Kendra Holloway, the 2006 Poetry Out Loud Kentucky state champion, comes from Christian County High School in Hopkinsville, Kentucky, where she was born and raised. She will begin her senior year of high school in the fall of 2006. Kendra has aspirations to attend college as a Drama major and a Law minor and eventually become an actress and director. Kendra wants to "share with the world my words and views that anyone can become anything that their heart desires."

Ken Huffman won the 2006 Poetry Out Loud California state championship. Ken was born in Sacramento and currently lives in Elk Grove, California. He graduated from Elk Grove High School in 2006 and was involved in numerous extracurricular activities, including Peer Counseling, Band and Student Council. Ken plans on being a Music major in college. He lists Dr. Seuss and E.E. Cummings among his favorite literary figures.

Mary Karr's three volumes of poetry are Viper Rum (New Directions), The Devil's Tour, and Abacus. Her poems and essays have won Pushcart Prizes and have appeared in magazines including The New Yorker, The Atlantic, and Parnassus. Her memoir, The Liar's Club, was a New York Times bestseller for more than a year and was selected as one of the best books of 1995. She received a Guggenheim Fellowship for Poetry in 2004 and also was a Bunting Fellow at Radcliffe College. She is currently the Jesse Truesdell Peck Professor of Literature at Syracuse University.

Elise Paschen is the author of Infidelities, winner of the Nicholas Roerich Poetry Prize, and Houses: Coasts. Her poems have been published in The New Yorker, The Nation, The New Republic, and Poetry, among other magazines, and in numerous anthologies, including Reinventing the Enemy's Language: Contemporary Native Women's Writings of North America. Former Executive Director of the Poetry Society of America, Paschen is the co-founder of Poetry in Motion, a nationwide program that places poetry posters in subways and buses, reaching more than 13 million people a day with poetry. She also teaches in the Writing Program at the School of the Art Institute of Chicago.

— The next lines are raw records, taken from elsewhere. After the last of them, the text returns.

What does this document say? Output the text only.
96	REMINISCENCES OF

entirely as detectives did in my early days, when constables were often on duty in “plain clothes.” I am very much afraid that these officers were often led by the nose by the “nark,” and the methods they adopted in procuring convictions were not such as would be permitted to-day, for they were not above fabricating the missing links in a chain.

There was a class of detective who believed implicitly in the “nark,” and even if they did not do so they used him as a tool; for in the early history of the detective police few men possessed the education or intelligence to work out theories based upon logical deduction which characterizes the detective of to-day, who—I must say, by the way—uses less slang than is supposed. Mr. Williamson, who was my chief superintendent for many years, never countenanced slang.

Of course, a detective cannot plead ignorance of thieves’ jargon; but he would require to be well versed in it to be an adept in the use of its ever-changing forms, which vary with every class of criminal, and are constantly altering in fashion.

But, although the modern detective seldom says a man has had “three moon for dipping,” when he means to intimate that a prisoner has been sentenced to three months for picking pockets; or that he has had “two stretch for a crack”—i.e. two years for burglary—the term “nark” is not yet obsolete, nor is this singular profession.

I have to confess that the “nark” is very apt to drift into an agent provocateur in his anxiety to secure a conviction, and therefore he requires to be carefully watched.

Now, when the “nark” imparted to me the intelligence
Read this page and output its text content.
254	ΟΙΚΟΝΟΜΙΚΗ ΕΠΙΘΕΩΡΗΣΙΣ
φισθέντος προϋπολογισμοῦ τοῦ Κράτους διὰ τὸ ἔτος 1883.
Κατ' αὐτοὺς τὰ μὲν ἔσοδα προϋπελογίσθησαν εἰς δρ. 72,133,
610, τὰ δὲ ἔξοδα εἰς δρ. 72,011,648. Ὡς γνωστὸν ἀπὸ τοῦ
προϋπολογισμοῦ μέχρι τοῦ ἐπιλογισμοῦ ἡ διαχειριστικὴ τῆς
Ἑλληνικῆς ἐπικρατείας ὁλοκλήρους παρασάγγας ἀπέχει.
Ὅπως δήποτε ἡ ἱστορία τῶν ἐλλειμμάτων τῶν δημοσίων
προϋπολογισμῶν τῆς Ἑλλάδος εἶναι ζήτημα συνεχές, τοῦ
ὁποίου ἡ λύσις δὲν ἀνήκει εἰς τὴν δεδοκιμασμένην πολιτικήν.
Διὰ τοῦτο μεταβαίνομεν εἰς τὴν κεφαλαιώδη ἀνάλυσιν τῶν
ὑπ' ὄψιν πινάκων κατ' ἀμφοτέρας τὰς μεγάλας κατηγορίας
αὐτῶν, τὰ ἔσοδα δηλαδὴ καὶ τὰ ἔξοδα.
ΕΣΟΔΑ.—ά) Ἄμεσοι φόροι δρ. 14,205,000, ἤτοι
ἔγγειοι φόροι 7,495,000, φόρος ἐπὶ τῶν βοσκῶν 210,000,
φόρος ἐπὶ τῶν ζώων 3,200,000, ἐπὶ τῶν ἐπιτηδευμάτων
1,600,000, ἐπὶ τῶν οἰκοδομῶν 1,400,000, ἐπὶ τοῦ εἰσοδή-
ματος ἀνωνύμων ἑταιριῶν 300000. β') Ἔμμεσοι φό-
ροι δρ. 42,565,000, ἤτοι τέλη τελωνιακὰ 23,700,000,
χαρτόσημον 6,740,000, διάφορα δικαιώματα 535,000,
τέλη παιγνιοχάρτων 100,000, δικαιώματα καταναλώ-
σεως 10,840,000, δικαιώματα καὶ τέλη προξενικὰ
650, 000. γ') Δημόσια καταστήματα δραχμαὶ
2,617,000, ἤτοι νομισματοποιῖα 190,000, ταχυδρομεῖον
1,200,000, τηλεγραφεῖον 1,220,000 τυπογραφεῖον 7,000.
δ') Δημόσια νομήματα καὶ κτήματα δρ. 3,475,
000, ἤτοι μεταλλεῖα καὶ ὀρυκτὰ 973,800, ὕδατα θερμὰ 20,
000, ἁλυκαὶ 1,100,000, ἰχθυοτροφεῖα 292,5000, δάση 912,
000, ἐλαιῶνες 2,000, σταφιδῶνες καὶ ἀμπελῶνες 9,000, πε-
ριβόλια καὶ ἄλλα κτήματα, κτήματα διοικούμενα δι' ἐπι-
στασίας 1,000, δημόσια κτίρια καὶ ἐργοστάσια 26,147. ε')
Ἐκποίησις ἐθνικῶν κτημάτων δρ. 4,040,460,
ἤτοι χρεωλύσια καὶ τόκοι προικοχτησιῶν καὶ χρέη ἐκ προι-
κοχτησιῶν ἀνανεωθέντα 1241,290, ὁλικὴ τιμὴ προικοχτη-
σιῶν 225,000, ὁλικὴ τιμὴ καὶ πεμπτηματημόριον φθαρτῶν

Born in China, Shuqiao Song, Nebraska's 2006 Poetry Out Loud state champion, currently resides in Lincoln, Nebraska with her family. She begins her senior year of high school in 2006. Shuqiao lists The Giving Tree by Shel Silverstein and Gabriel Garcia Marquez's One Hundred Years of Solitude among her favorite books. She plays tennis and the piano, is a member of the National Honor Society, and does volunteer work at a local hospital. As far as future plans go, Shuqiao says she is "considering a medical career or becoming a professor."

Amy Uyematsu grew up in southern California. Her poetry grows out of the conflict between her wish to belong to the culture around her and her strong sense of ethnic identity--like many Japanese Americans during World War II, her parents and grandparents were interned. A high school math teacher, she has published three collections including Stone Bow Prayer (Copper Canyon Press, 2005).

Born in Siberia near Lake Baikal, Yevgeny Yevtushenko is Russia’s best-known living poet. He published his first poem in 1949. Besides his poetry he has written essays and novels, and his writing has been translated into more than 70 languages. He also is a photographer. He has visited more than 90 countries and is the recipient of many honors, included the highest decoration in Russia, Great Achievements for the Motherland (2004). This year he was awarded the Raoul Wallenberg Medal from the Danish Raoul Wallenberg Society for his achievement in literature and the arts, particularly his poem Babi Yar. Mr. Yevtushenko lives with his family in Tulsa and serves as a consultant in poetry and film at the University of Tulsa.